Aftermath of the ambush

SAS operations against the PIRA continued well into the 1990s. The PIRA conducted a long investigation in search of the informer in their ranks, not realising he had been killed by the SAS in the attack.

The group became known as the "Loughgall Martyrs" among supporters of the PIRA, who alleged that their deaths were part of a deliberate shoot-to-kill policy by the security forces. In the short term, their deaths may have galvanised militant republican support among the nationalist comunity in Northern Ireland. Thousands of people attended the funerals of the dead IRA men, the biggest republican funerals in Northern Ireland since those of the IRA Hunger Strikers of 1981. Gerry Adams in his graveside oration said the British Government understood that it could buy off the government of the Republic of Ireland, who he described as the "shoneen clan" (pro-British), but "It does not understand the Jim Lynaghs, the Paidraig McKearneys or the Séamus McElwaines. It thinks it can defeat them. It never will" (Quoted in the Secret Histoy of the IRA, Ed Moloney, 2002, page 325).

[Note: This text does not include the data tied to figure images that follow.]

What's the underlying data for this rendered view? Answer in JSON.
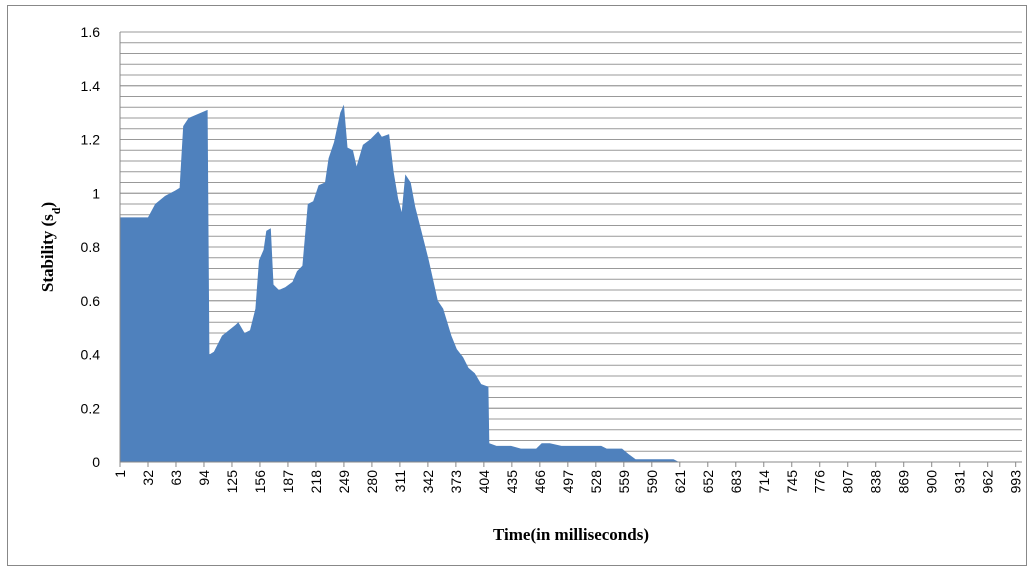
{
  "chart_data": {
    "type": "area",
    "x_label": "Time(in milliseconds)",
    "y_label": {
      "text": "Stability (s",
      "subscript": "d",
      "suffix": ")"
    },
    "color": "#4f81bd",
    "xlim": [
      1,
      1000
    ],
    "ylim": [
      0,
      1.6
    ],
    "xticks": [
      1,
      32,
      63,
      94,
      125,
      156,
      187,
      218,
      249,
      280,
      311,
      342,
      373,
      404,
      435,
      466,
      497,
      528,
      559,
      590,
      621,
      652,
      683,
      714,
      745,
      776,
      807,
      838,
      869,
      900,
      931,
      962,
      993
    ],
    "yticks": [
      0,
      0.2,
      0.4,
      0.6,
      0.8,
      1,
      1.2,
      1.4,
      1.6
    ],
    "grid": true,
    "grid_minor_step": 0.04,
    "x": [
      1,
      32,
      40,
      51,
      62,
      67,
      71,
      77,
      98,
      100,
      105,
      114,
      129,
      132,
      139,
      145,
      151,
      155,
      160,
      163,
      168,
      171,
      177,
      184,
      192,
      197,
      203,
      209,
      215,
      221,
      228,
      232,
      238,
      245,
      249,
      253,
      259,
      263,
      270,
      278,
      287,
      291,
      299,
      304,
      309,
      313,
      317,
      323,
      328,
      334,
      343,
      353,
      359,
      368,
      374,
      381,
      387,
      394,
      401,
      409,
      410,
      418,
      434,
      445,
      462,
      468,
      477,
      490,
      518,
      534,
      540,
      557,
      564,
      572,
      614,
      620,
      1000
    ],
    "values": [
      0.91,
      0.91,
      0.96,
      0.99,
      1.01,
      1.02,
      1.25,
      1.28,
      1.31,
      0.4,
      0.41,
      0.47,
      0.51,
      0.52,
      0.48,
      0.49,
      0.57,
      0.75,
      0.79,
      0.86,
      0.87,
      0.66,
      0.64,
      0.65,
      0.67,
      0.71,
      0.73,
      0.96,
      0.97,
      1.03,
      1.04,
      1.13,
      1.19,
      1.3,
      1.33,
      1.17,
      1.16,
      1.1,
      1.18,
      1.2,
      1.23,
      1.21,
      1.22,
      1.08,
      0.98,
      0.93,
      1.07,
      1.04,
      0.95,
      0.87,
      0.75,
      0.6,
      0.57,
      0.47,
      0.42,
      0.39,
      0.35,
      0.33,
      0.29,
      0.28,
      0.07,
      0.06,
      0.06,
      0.05,
      0.05,
      0.07,
      0.07,
      0.06,
      0.06,
      0.06,
      0.05,
      0.05,
      0.03,
      0.01,
      0.01,
      0,
      0
    ]
  }
}
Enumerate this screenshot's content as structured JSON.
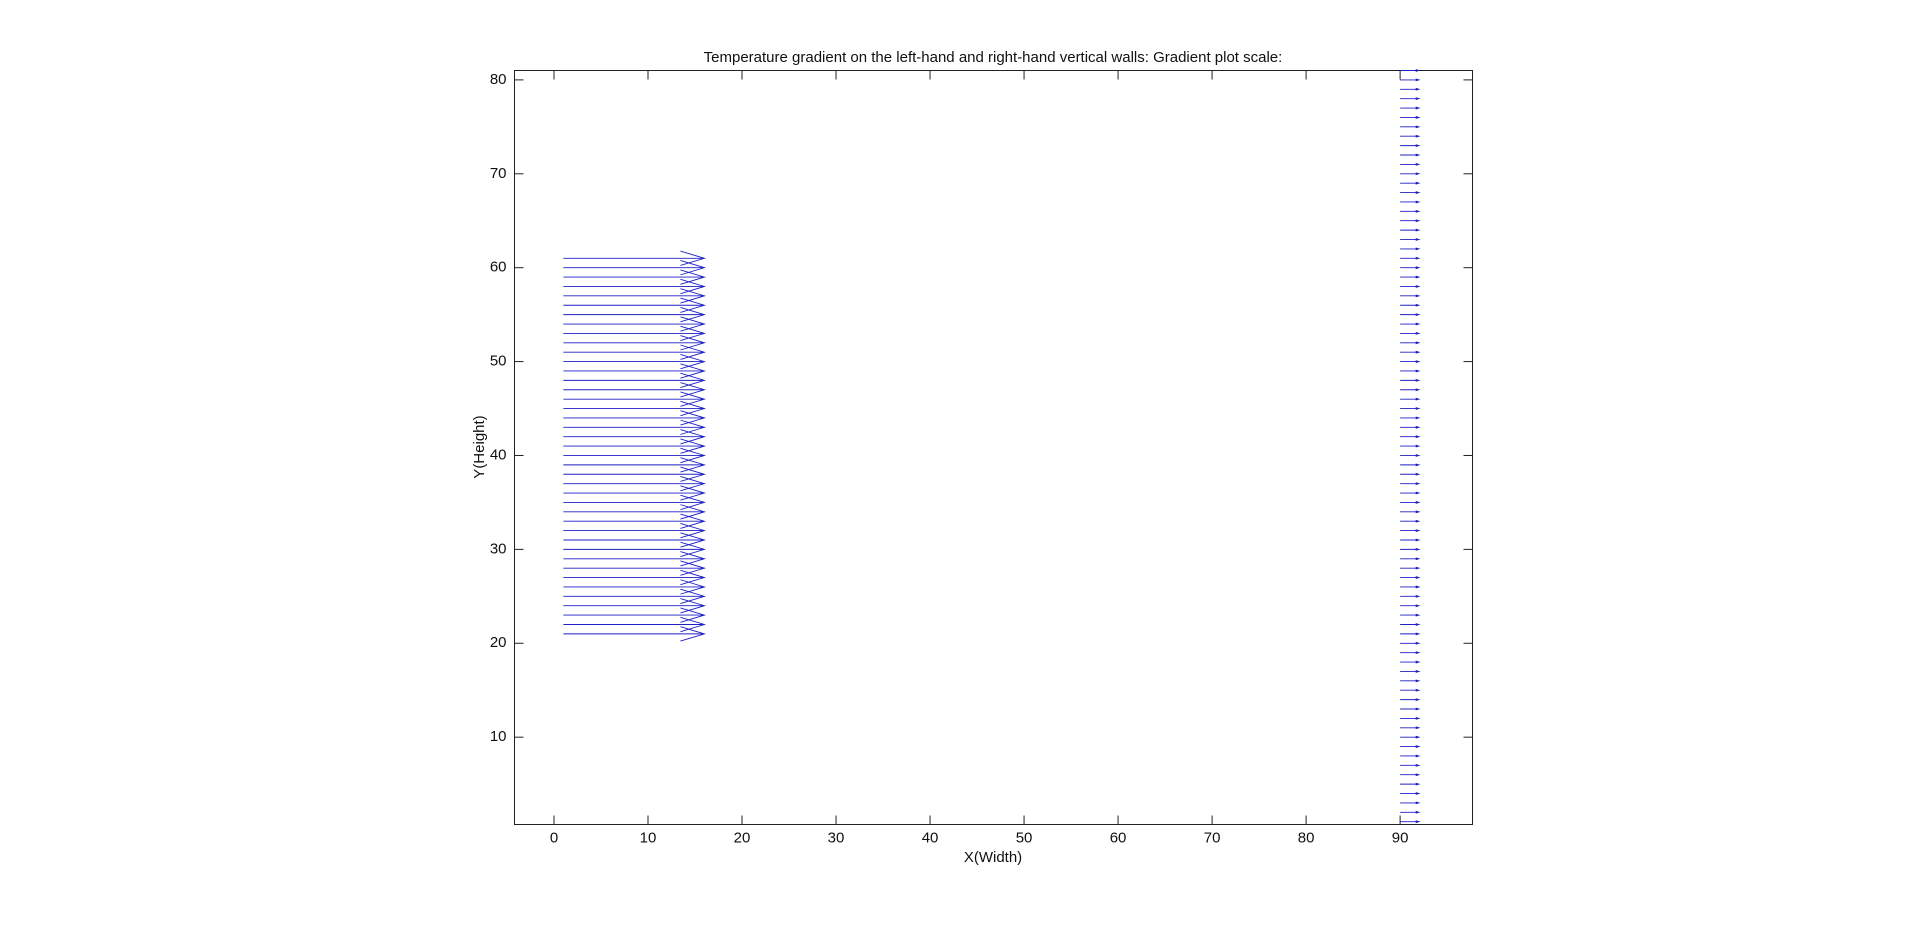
{
  "chart_data": {
    "type": "quiver",
    "title": "Temperature gradient on the left-hand and right-hand vertical walls: Gradient plot scale:",
    "xlabel": "X(Width)",
    "ylabel": "Y(Height)",
    "xlim": [
      -4.2,
      97.7
    ],
    "ylim": [
      0.7,
      81.0
    ],
    "xticks": [
      0,
      10,
      20,
      30,
      40,
      50,
      60,
      70,
      80,
      90
    ],
    "yticks": [
      10,
      20,
      30,
      40,
      50,
      60,
      70,
      80
    ],
    "color": "#1f1fc8",
    "series": [
      {
        "x": [
          1,
          1,
          1,
          1,
          1,
          1,
          1,
          1,
          1,
          1,
          1,
          1,
          1,
          1,
          1,
          1,
          1,
          1,
          1,
          1,
          1,
          1,
          1,
          1,
          1,
          1,
          1,
          1,
          1,
          1,
          1,
          1,
          1,
          1,
          1,
          1,
          1,
          1,
          1,
          1,
          1
        ],
        "y": [
          21,
          22,
          23,
          24,
          25,
          26,
          27,
          28,
          29,
          30,
          31,
          32,
          33,
          34,
          35,
          36,
          37,
          38,
          39,
          40,
          41,
          42,
          43,
          44,
          45,
          46,
          47,
          48,
          49,
          50,
          51,
          52,
          53,
          54,
          55,
          56,
          57,
          58,
          59,
          60,
          61
        ],
        "u": [
          15,
          15,
          15,
          15,
          15,
          15,
          15,
          15,
          15,
          15,
          15,
          15,
          15,
          15,
          15,
          15,
          15,
          15,
          15,
          15,
          15,
          15,
          15,
          15,
          15,
          15,
          15,
          15,
          15,
          15,
          15,
          15,
          15,
          15,
          15,
          15,
          15,
          15,
          15,
          15,
          15
        ]
      },
      {
        "x": [
          90,
          90,
          90,
          90,
          90,
          90,
          90,
          90,
          90,
          90,
          90,
          90,
          90,
          90,
          90,
          90,
          90,
          90,
          90,
          90,
          90,
          90,
          90,
          90,
          90,
          90,
          90,
          90,
          90,
          90,
          90,
          90,
          90,
          90,
          90,
          90,
          90,
          90,
          90,
          90,
          90,
          90,
          90,
          90,
          90,
          90,
          90,
          90,
          90,
          90,
          90,
          90,
          90,
          90,
          90,
          90,
          90,
          90,
          90,
          90,
          90,
          90,
          90,
          90,
          90,
          90,
          90,
          90,
          90,
          90,
          90,
          90,
          90,
          90,
          90,
          90,
          90,
          90,
          90,
          90,
          90
        ],
        "y": [
          1,
          2,
          3,
          4,
          5,
          6,
          7,
          8,
          9,
          10,
          11,
          12,
          13,
          14,
          15,
          16,
          17,
          18,
          19,
          20,
          21,
          22,
          23,
          24,
          25,
          26,
          27,
          28,
          29,
          30,
          31,
          32,
          33,
          34,
          35,
          36,
          37,
          38,
          39,
          40,
          41,
          42,
          43,
          44,
          45,
          46,
          47,
          48,
          49,
          50,
          51,
          52,
          53,
          54,
          55,
          56,
          57,
          58,
          59,
          60,
          61,
          62,
          63,
          64,
          65,
          66,
          67,
          68,
          69,
          70,
          71,
          72,
          73,
          74,
          75,
          76,
          77,
          78,
          79,
          80,
          81
        ],
        "u": [
          2,
          2,
          2,
          2,
          2,
          2,
          2,
          2,
          2,
          2,
          2,
          2,
          2,
          2,
          2,
          2,
          2,
          2,
          2,
          2,
          2,
          2,
          2,
          2,
          2,
          2,
          2,
          2,
          2,
          2,
          2,
          2,
          2,
          2,
          2,
          2,
          2,
          2,
          2,
          2,
          2,
          2,
          2,
          2,
          2,
          2,
          2,
          2,
          2,
          2,
          2,
          2,
          2,
          2,
          2,
          2,
          2,
          2,
          2,
          2,
          2,
          2,
          2,
          2,
          2,
          2,
          2,
          2,
          2,
          2,
          2,
          2,
          2,
          2,
          2,
          2,
          2,
          2,
          2,
          2,
          2
        ]
      }
    ]
  }
}
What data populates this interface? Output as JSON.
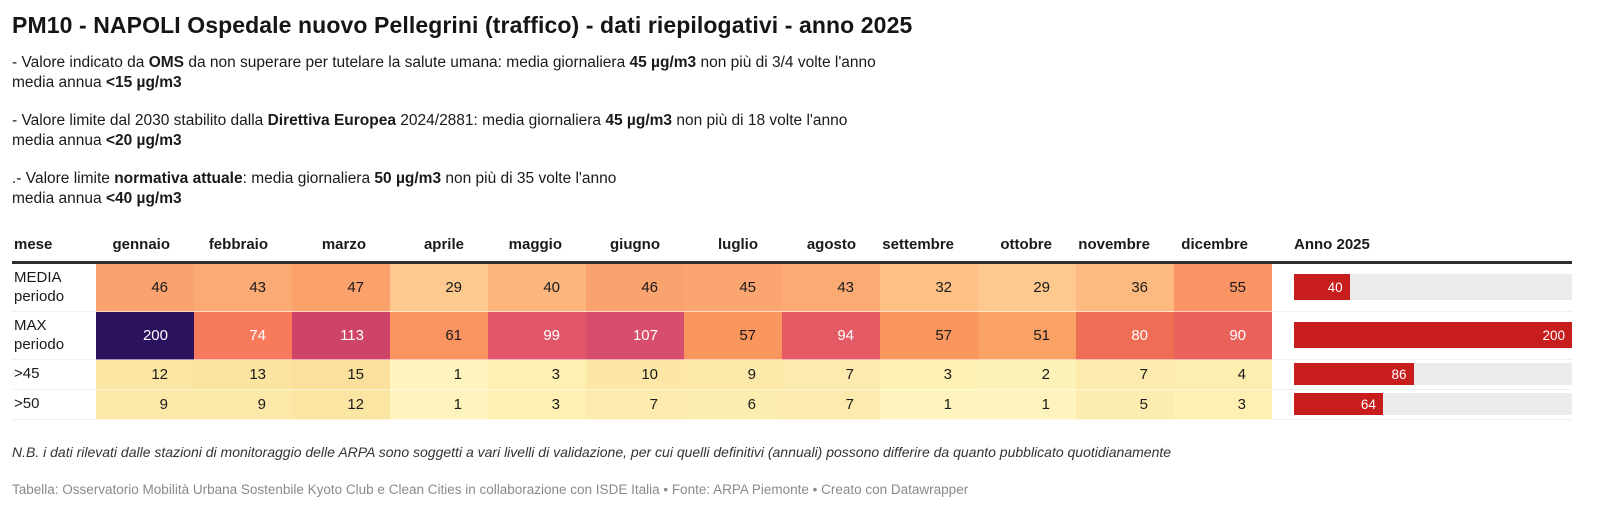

In 2001 the European Court of Human Rights ruled that the eight IRA men (among others) had had their human rights violated by the failure of the British government to conduct a proper investigation into the circumstances of their deaths.

Subsequent Brigade activity

The killing of the veteran IRA men at Loughgall was a heavy blow to the IRA in East Tyrone. Many of their remaining activists were young and in-experienced and fell into further ambushes leading to very high casualties by the standards of the low intensity guerrilla conflict in Northern Ireland. Ed Moloney, Irish journalist and author of the Secret History of the IRA, states that the Provisonal IRA East Tyrone Brigade lost 53 members killed in the Troubles - the highest of any Brigade area. Of these, 28 were killed between 1987 and 1992 (Secret History p319). In August 1988, an SAS ambush killed IRA volunteers Gerard Harte, Martin Harte and Brian Mullin. In October 1990, two more IRA men, Dessie Grew and Michael McGaughey were shot dead near Loughgall by undercover soldiers. In June 1991, three IRA men, Lawrence McNally, Peter Ryan and Tony Dorris were lured into yet another SAS ambush at Coagh, where their car was raked with gunfire and rocket propelled grenades (Secret History of the IRA, p318).

In January 1992, IRA East Tyrone Brigade members killed eight building workers with a landmine at Teebane near Omagh. The men were working to re-build British Army bases damaged by IRA bombs. The men were all Protestants and this was widely percieved as a sectarian attack (O'Brien, Long War p219-220).

Another four young IRA volunteers were killed in February 1992. The four, Peter Clancy, Kevin Barry O'Donnell, Sean O'Farrell and Patrick Vincent, were killed at Clonoe after an attack on the RUC station in Coalisland. Whereas the previous ambushes had been the well planned killings of experienced IRA members, the Clonoe killings owed much to the in-experience of the IRA men in question. They had mounted a heavy DHSK machine gun on the back of a stolen lorry, driven to the RUC/British Army station and opened fire with tracer ammunition at the fortified base. they then drove past the house of Tony Dorris, the IRA man killed the previous year, where they fired more shots in the air and were heard to shout, "Up the RA, thats for Tony Dorris". This gave ample time for the British Army to respond. The IRA men were intercepted by the British Army as they were trying to dump the lorry and escape in cars in the car park of Clonoe Roman Catholic Church. Two IRA men got away drom the scene, but the four named above were killed. One witness has said that some of the men were wounded and tried to surrender but were then killed by British soldiers(O'Brien The Long War p232-233).

In addition the IRA in Tyrone was the victim of an assassination campaign carried out by the loyalist paramilitaries the UVF. The UVF killed 40 people in east Tyrone between 1988 and 1994. Of these, almost all were Catholic civilians with no paramilitary connections, but six of their victims were IRA members. Three of them were killed in a pub in Cappagh in March 1991. The IRA responded by killing senior UVF man Leslie Dallas (Moloney Secret History page 322).